Jak można się domyślać, atmosfera w TVN jest teraz dość nerwowa. Okazało się, że flagowy format stacji, który wychował dziesiątki - jeśli nie setki - wiernych celebrytów i był areną rozstań, romansów, a nawet przyczynił się do założenia kilku rodzin, przechodzi do konkurencji. Taniec z gwiazdami emitowany będzie teraz w Polsacie, najprawdopodobniej już tej wiosny. To chyba nawet gorzej, niż gdyby miał w ogóle zniknąć z anteny.
Z naszych informacji wynika, że cała produkcja ma zostać przeniesiona do Polsatu. Firma Rinke Rooyensa z pewnością chce przejąć jury - nie wiadomo jednak, czy w składzie z ostatniej edycji, czy z dwunastu poprzednich, podobnie z prowadzącymi. Angażu pewni mogą być więc jedynie Piotr Gąsowski, Iwona Pavlović i Piotr Galiński.

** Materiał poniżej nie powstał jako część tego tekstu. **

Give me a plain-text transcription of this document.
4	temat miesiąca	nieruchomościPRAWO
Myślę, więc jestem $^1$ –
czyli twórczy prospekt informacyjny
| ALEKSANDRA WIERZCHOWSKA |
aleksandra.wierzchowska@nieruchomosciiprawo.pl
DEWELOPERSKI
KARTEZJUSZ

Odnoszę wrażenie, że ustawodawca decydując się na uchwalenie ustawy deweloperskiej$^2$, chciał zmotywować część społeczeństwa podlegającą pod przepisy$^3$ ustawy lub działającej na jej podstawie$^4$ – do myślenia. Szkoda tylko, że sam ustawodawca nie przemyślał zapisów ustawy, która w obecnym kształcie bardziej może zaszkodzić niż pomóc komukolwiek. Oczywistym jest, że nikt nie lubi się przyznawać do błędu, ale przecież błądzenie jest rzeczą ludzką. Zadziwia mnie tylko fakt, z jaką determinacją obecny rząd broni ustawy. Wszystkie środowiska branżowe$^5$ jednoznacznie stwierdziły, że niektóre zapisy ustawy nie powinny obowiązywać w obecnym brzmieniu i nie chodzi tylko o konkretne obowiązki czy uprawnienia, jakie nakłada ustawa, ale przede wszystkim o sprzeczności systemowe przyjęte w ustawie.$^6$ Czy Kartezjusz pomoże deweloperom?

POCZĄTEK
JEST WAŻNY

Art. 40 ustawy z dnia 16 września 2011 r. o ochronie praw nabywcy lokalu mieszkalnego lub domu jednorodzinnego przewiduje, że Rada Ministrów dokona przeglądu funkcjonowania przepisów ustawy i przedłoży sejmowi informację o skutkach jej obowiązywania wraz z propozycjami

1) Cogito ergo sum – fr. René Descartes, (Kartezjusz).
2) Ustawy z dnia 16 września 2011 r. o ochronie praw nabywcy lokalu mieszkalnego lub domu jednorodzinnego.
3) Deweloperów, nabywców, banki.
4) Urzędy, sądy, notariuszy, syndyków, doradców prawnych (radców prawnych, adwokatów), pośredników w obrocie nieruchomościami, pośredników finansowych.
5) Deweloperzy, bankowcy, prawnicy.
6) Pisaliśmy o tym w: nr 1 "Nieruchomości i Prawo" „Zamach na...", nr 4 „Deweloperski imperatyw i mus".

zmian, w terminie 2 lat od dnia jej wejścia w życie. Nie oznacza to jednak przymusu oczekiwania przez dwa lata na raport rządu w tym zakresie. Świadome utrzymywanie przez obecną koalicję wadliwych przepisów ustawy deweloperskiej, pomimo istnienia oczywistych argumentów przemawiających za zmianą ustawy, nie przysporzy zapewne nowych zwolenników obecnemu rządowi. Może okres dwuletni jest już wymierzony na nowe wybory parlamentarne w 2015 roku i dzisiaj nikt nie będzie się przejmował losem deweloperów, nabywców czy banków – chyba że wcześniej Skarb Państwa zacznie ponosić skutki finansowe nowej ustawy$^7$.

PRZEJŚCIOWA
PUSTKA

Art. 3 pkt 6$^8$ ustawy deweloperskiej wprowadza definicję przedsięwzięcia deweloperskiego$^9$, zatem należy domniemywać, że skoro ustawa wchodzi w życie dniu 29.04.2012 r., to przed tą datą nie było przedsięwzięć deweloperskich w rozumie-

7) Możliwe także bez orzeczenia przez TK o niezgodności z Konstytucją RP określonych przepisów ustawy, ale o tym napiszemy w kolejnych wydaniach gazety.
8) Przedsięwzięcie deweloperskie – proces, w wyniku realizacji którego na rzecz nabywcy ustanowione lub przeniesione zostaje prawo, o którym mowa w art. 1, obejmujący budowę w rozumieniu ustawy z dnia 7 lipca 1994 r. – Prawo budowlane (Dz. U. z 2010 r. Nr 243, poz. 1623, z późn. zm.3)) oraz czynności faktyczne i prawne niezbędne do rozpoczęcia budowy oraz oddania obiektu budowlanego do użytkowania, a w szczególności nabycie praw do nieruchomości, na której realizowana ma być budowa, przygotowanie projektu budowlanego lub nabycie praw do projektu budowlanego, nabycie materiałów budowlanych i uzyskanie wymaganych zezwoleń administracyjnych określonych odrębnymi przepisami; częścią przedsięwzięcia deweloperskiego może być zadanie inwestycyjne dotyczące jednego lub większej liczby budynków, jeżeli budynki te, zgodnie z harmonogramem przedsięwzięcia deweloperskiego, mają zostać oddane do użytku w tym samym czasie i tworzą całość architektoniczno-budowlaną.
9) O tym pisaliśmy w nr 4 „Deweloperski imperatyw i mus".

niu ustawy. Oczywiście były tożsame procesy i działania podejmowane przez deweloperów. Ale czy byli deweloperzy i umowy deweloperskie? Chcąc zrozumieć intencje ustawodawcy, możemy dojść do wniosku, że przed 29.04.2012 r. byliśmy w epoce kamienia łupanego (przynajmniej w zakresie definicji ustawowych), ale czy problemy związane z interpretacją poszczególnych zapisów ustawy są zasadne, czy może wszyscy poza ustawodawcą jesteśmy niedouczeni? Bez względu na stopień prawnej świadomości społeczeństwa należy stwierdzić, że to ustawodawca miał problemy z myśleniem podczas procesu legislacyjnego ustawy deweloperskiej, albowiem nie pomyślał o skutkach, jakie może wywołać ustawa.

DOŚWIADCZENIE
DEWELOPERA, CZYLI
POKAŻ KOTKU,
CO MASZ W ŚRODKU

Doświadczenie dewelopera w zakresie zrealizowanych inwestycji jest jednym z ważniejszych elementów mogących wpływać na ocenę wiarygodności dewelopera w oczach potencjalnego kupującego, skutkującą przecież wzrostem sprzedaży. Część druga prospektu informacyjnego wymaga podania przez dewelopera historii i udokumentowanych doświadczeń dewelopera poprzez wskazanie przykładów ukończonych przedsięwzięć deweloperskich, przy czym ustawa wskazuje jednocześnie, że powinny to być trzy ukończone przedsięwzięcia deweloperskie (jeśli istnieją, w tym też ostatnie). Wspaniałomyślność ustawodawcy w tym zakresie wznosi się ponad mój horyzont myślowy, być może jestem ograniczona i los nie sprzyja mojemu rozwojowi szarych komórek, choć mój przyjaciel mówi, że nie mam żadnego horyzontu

Co więcej, wykupienie przez stację praw do Tańca z gwiazdami oznacza, że z ramówki zniknie Got To Dance. Tylko taniec. Wiosną bez pracy zostaną więc Joanna Liszowska, Alan Andersz, Ania Jujka i Michał Malitowski, a także Maciej Dowbor i Anna Głogowska. Co gorsza, nie mogą wystąpić oni w nowym formacie - Liszowska i Andersz mają to już za sobą, a Jujka i Malitowski są profesjonalistami. Chyba, że załapią się na tancerzy, którym płaci się znacznie mniej. Cieszyć mogą się za to Głogowska, która przeszła z TVN do Polsatu, oraz Dowbor, który parkietu jeszcze nie szorował.
Miejmy tylko nadzieję, że programu nie poprowadzi Krzysztof Ibisz.
Jak sądzicie, czy Nina Terentiew będzie jeszcze żałować tego "wrogiego przejęcia"?